Security Model¶
Note
This document is a living artifact of the dfetch project, subject to ongoing updates as the project evolves. It is intended to provide transparency into the security considerations and design decisions of dfetch, and to serve as a reference for users, contributors, and downstream integrators. It is created to the best of the maintainers’ knowledge and abilities, but is not a formal security audit or guarantee. Users are encouraged to review the document, its claims and dfetch itself critically, and provide feedback or contributions to enhance its accuracy and completeness.
This page documents the security design of dfetch across its full software development lifecycle (SDLC): from source contribution through CI/CD, PyPI distribution, and runtime execution in developer and build environments.
The model is aligned with the Cyber Resilience Act (CRA) and the EN 40000 series of cybersecurity standards, using STRIDE as the threat classification methodology. It is inspired by the ENISA Security by Design and Default Playbook.
The threat model is split into two focused modules:
Supply-chain model — covers source contribution, CI/CD, build, PyPI distribution, and consumer installation.

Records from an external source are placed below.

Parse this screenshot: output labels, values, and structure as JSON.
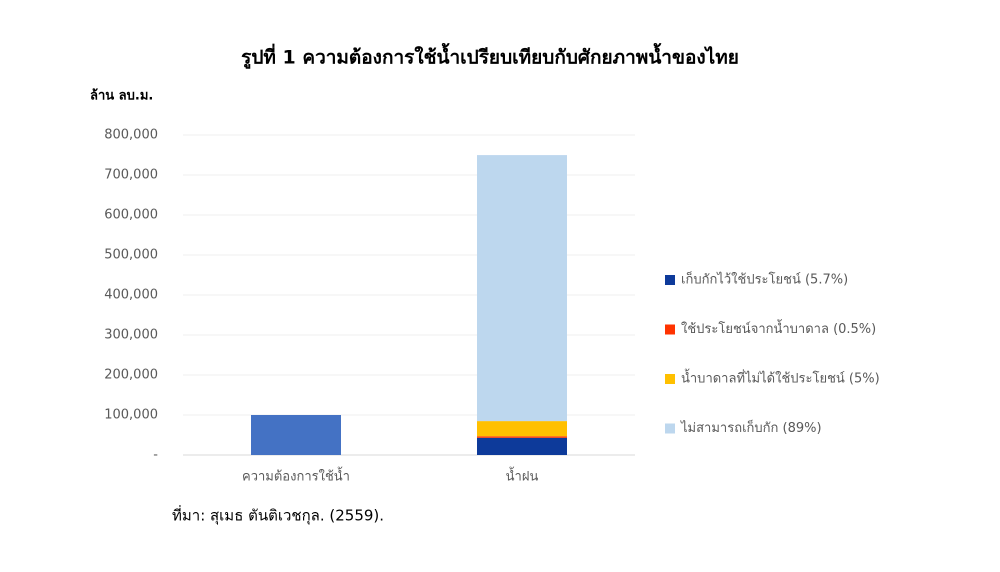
{
  "chart_data": {
    "type": "stacked_bar",
    "title": "รูปที่ 1 ความต้องการใช้น้ำเปรียบเทียบกับศักยภาพน้ำของไทย",
    "y_label": "ล้าน ลบ.ม.",
    "source": "ที่มา: สุเมธ ตันติเวชกุล. (2559).",
    "categories": [
      "ความต้องการใช้น้ำ",
      "น้ำฝน"
    ],
    "series": [
      {
        "color": "#4472c4",
        "values": [
          100000,
          null
        ]
      },
      {
        "name": "เก็บกักไว้ใช้ประโยชน์ (5.7%)",
        "color": "#0d3a9a",
        "values": [
          null,
          43000
        ]
      },
      {
        "name": "ใช้ประโยชน์จากน้ำบาดาล (0.5%)",
        "color": "#ff3300",
        "values": [
          null,
          3760
        ]
      },
      {
        "name": "น้ำบาดาลที่ไม่ได้ใช้ประโยชน์ (5%)",
        "color": "#ffc000",
        "values": [
          null,
          38000
        ]
      },
      {
        "name": "ไม่สามารถเก็บกัก (89%)",
        "color": "#bdd7ee",
        "values": [
          null,
          665000
        ]
      }
    ],
    "ylim": [
      0,
      800000
    ],
    "yticks": [
      {
        "value": 0,
        "label": "-"
      },
      {
        "value": 100000,
        "label": "100,000"
      },
      {
        "value": 200000,
        "label": "200,000"
      },
      {
        "value": 300000,
        "label": "300,000"
      },
      {
        "value": 400000,
        "label": "400,000"
      },
      {
        "value": 500000,
        "label": "500,000"
      },
      {
        "value": 600000,
        "label": "600,000"
      },
      {
        "value": 700000,
        "label": "700,000"
      },
      {
        "value": 800000,
        "label": "800,000"
      }
    ],
    "grid": true
  }
}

Runtime-usage model — covers post-install invocation: manifest reading, VCS/archive fetching, patching, vendoring, and reporting.
Product Security Context¶
This section is the Product Security Context note required by prEN 40000-1-2 §6.2. It establishes the foundation on which all subsequent asset, threat, and control analysis is built.

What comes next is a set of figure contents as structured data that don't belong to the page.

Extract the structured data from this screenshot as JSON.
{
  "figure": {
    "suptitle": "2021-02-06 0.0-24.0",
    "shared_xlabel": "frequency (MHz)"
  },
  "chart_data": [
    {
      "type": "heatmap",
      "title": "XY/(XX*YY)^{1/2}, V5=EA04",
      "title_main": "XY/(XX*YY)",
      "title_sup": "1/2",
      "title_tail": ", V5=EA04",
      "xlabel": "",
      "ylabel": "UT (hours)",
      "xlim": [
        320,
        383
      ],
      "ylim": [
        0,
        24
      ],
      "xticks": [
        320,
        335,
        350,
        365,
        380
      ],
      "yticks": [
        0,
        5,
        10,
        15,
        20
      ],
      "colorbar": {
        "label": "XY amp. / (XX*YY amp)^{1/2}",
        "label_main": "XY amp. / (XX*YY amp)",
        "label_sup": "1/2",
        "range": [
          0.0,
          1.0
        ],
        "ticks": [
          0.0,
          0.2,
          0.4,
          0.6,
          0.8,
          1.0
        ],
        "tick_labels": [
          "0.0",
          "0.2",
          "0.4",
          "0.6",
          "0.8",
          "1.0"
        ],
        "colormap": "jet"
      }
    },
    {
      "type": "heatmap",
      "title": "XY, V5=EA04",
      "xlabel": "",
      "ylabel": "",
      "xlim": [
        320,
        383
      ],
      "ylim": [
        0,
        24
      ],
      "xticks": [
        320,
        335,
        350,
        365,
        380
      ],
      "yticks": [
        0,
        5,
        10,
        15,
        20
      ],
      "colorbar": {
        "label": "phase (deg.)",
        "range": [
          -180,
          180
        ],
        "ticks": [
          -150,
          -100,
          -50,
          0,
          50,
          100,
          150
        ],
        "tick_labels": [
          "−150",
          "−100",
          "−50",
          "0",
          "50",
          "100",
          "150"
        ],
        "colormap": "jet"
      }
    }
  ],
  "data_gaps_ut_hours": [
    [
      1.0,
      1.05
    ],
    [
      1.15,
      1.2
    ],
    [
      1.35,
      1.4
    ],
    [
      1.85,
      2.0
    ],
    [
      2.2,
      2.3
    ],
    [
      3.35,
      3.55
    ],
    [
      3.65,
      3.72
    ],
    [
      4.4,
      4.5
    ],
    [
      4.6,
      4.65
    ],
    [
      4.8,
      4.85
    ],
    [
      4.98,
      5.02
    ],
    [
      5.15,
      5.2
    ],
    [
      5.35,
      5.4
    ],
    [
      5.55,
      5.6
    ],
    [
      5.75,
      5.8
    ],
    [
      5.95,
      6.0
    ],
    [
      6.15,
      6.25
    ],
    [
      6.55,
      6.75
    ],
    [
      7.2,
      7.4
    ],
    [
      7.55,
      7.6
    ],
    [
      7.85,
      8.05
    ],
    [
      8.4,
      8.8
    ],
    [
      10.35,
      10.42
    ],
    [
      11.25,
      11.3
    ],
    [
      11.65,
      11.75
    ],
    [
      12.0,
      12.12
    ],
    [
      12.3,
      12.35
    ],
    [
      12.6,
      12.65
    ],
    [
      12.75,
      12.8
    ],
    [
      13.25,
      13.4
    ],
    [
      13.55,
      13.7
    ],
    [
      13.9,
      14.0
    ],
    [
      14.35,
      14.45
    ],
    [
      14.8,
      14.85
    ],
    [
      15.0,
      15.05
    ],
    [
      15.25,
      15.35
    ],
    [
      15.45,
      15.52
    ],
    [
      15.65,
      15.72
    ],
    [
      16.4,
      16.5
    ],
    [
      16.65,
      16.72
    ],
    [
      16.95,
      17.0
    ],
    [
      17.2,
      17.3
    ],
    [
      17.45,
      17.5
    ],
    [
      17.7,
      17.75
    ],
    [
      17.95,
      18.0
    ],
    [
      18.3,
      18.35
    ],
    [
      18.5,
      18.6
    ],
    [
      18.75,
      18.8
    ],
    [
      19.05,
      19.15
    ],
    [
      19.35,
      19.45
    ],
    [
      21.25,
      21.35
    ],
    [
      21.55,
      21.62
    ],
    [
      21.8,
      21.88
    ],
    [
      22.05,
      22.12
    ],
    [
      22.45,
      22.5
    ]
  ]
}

Product and manufacturer identification¶
Product name |
dfetch |
|---|---|
Current series |
0.x (pre-1.0, API not frozen) |
Maintainer |
Ben Spoor |
Distribution channel |
PyPI ( |
Source repository |
|
License |
MIT |
CRA applicability |
dfetch is developed and distributed as a non-commercial open-source project. Under the Cyber Resilience Act, applicability depends on whether software is placed on the market in the context of a commercial activity. As of 2026-05-02, dfetch is not monetized and is not offered as part of a commercial service. However, CRA obligations may become applicable in downstream contexts where third parties integrate dfetch into commercial products, in which case those manufacturers may retain due diligence responsibilities under Article 13(5). |
Intended purpose, foreseeable use, and reasonably foreseeable misuse (IPFRU)¶
Intended purpose: fetch and vendor external source-code dependencies (from
Git repositories, SVN repositories, or plain archive URLs) as plain files into
a project repository. dfetch reads a declarative manifest (dfetch.yaml),
resolves each declared dependency to the requested revision, copies the source
tree to the declared destination path, and records metadata for subsequent
up-to-date checks.
Foreseeable use: invoked interactively on a developer workstation, or non-interactively inside CI/CD pipelines (GitHub Actions, GitLab CI, Jenkins, etc.) to reproduce a deterministic dependency state.

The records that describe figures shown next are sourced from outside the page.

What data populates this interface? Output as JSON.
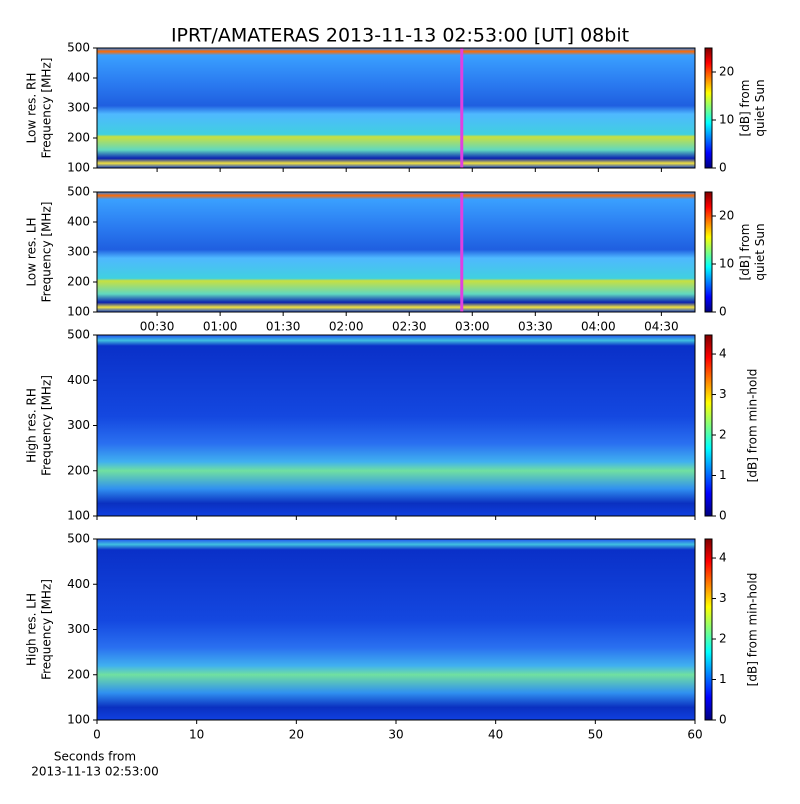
{
  "title": "IPRT/AMATERAS 2013-11-13 02:53:00 [UT]   08bit",
  "chart_data": [
    {
      "type": "heatmap",
      "ylabel": [
        "Low res. RH",
        "Frequency [MHz]"
      ],
      "ylim": [
        100,
        500
      ],
      "yticks": [
        100,
        200,
        300,
        400,
        500
      ],
      "xlim": [
        1.4,
        286
      ],
      "xticks": [
        30,
        60,
        90,
        120,
        150,
        180,
        210,
        240,
        270
      ],
      "xtick_labels": false,
      "highlight_x": 175,
      "highlight_color": "#e040e0",
      "colorbar": {
        "label": [
          "[dB] from",
          "quiet Sun"
        ],
        "clim": [
          0,
          25
        ],
        "ticks": [
          0,
          10,
          20
        ]
      }
    },
    {
      "type": "heatmap",
      "ylabel": [
        "Low res. LH",
        "Frequency [MHz]"
      ],
      "ylim": [
        100,
        500
      ],
      "yticks": [
        100,
        200,
        300,
        400,
        500
      ],
      "xlim": [
        1.4,
        286
      ],
      "xticks": [
        {
          "value": 30,
          "label": "00:30"
        },
        {
          "value": 60,
          "label": "01:00"
        },
        {
          "value": 90,
          "label": "01:30"
        },
        {
          "value": 120,
          "label": "02:00"
        },
        {
          "value": 150,
          "label": "02:30"
        },
        {
          "value": 180,
          "label": "03:00"
        },
        {
          "value": 210,
          "label": "03:30"
        },
        {
          "value": 240,
          "label": "04:00"
        },
        {
          "value": 270,
          "label": "04:30"
        }
      ],
      "xtick_labels": true,
      "highlight_x": 175,
      "highlight_color": "#e040e0",
      "colorbar": {
        "label": [
          "[dB] from",
          "quiet Sun"
        ],
        "clim": [
          0,
          25
        ],
        "ticks": [
          0,
          10,
          20
        ]
      }
    },
    {
      "type": "heatmap",
      "ylabel": [
        "High res. RH",
        "Frequency [MHz]"
      ],
      "ylim": [
        100,
        500
      ],
      "yticks": [
        100,
        200,
        300,
        400,
        500
      ],
      "xlim": [
        0,
        60
      ],
      "xticks": [
        0,
        10,
        20,
        30,
        40,
        50,
        60
      ],
      "xtick_labels": false,
      "colorbar": {
        "label": [
          "[dB] from min-hold"
        ],
        "clim": [
          0,
          4.47
        ],
        "ticks": [
          0,
          1,
          2,
          3,
          4
        ]
      }
    },
    {
      "type": "heatmap",
      "ylabel": [
        "High res. LH",
        "Frequency [MHz]"
      ],
      "ylim": [
        100,
        500
      ],
      "yticks": [
        100,
        200,
        300,
        400,
        500
      ],
      "xlim": [
        0,
        60
      ],
      "xticks": [
        0,
        10,
        20,
        30,
        40,
        50,
        60
      ],
      "xtick_labels": true,
      "xlabel": [
        "Seconds from",
        "2013-11-13 02:53:00"
      ],
      "colorbar": {
        "label": [
          "[dB] from min-hold"
        ],
        "clim": [
          0,
          4.47
        ],
        "ticks": [
          0,
          1,
          2,
          3,
          4
        ]
      }
    }
  ]
}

Reasonably foreseeable misuse:
A manifest crafted with a malicious
dst:path could attempt to write files outside the project root (path traversal). dfetch mitigates this through check_no_path_traversal() applied to all file system write operations.A manifest pointing to an attacker-controlled upstream may introduce malicious source code into the build pipeline. This is a primary supply-chain risk; the optional integrity.hash field can be used as a mitigation for archive-based sources to provide content integrity validation.
Execution in CI environments with insufficient network or secret isolation may allow exfiltration risks if upstream sources are compromised or intentionally malicious.